We really did not feel that we will ever be ready for one more child neither do we feel that we want to go through another phase of agony, especially; not knowing if our 2nd child could sleep through the night OR NOT.
Yet, as my little cannot-sleep-through-the-night and annoying-me-often baby grows, I saw the need for companionship and as such did my very best to create playdates for him with various people I know as early as when he was 6 months old.
Yet, sometimes it is difficult to find a schedule to collide and some playdates just have to be located very very far. I find it difficult to maintain playdates which also often require our one-sided proactivity to allow my son to play with other people's kids.
Seeing my little boy's ability to engage and loving to engage, breaks my heart time to time that people might not want to play with him as much as he would like to.
I thought through long and hard; considering our time, our further sacrifices, our finances, our compromised married lives, our future as a family and my son's pros and cons with a little companion.
Finally, at one point, I considered my age and the ideal age gap between siblings, I shared with my hubby that if I could get pregnant around March 2019, then we should be thankful we are blessed with another baby who will be a perfect growing companion with my little boy.

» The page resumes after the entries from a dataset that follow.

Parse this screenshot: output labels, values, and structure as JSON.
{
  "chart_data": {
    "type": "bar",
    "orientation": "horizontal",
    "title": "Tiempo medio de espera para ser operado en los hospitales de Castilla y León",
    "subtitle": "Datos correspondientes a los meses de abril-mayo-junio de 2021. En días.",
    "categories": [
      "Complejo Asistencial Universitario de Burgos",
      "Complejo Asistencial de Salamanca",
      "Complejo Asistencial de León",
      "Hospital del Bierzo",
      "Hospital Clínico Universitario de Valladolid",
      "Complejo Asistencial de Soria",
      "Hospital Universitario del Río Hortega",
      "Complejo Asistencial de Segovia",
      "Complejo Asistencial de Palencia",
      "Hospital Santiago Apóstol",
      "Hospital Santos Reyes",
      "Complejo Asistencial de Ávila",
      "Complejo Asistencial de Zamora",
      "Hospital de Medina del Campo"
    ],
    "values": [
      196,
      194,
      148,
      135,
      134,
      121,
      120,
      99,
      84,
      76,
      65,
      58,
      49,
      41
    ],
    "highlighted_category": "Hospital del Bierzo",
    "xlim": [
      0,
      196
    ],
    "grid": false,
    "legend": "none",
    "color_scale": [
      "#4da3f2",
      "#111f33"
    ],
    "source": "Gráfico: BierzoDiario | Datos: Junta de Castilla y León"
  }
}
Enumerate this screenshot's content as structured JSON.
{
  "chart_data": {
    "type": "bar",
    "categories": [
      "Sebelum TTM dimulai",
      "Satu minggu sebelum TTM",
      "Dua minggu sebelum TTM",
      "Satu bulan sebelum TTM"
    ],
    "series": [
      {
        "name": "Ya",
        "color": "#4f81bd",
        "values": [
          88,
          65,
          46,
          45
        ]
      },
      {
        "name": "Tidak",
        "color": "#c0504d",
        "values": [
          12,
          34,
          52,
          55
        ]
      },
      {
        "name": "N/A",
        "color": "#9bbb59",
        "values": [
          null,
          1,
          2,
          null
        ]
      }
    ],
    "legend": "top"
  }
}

True enough, without any planning whatsoever, we really conceived at March 2019. My 2nd pregnancy has been mostly horrible and the fact that I still need to cater to my little toddler and with my thriving business making me slightly more hectic did not make it fantastic for us at most days.
While the fact that we will be expecting the arrival of our 2nd prince in the month of Oct, we are still not 100% sure of how we might manage our lives and even bring everything together. Yet, for a few couple of occasions when I brought my son to the playground, I saw him happily playing with other kids and even try to hold other kids' hands not knowing who they are, and desire to involve himself in their games always reminds me that the decision for another child is worth the sacrifice once more.
No one said it would be easy, but I am sure at some point, everything will become better. Yes, one child is enough for my hubby and I. But the 2nd baby is for my firstborn. So for people who came to me and questioned me why from 1 to 2? This is my story.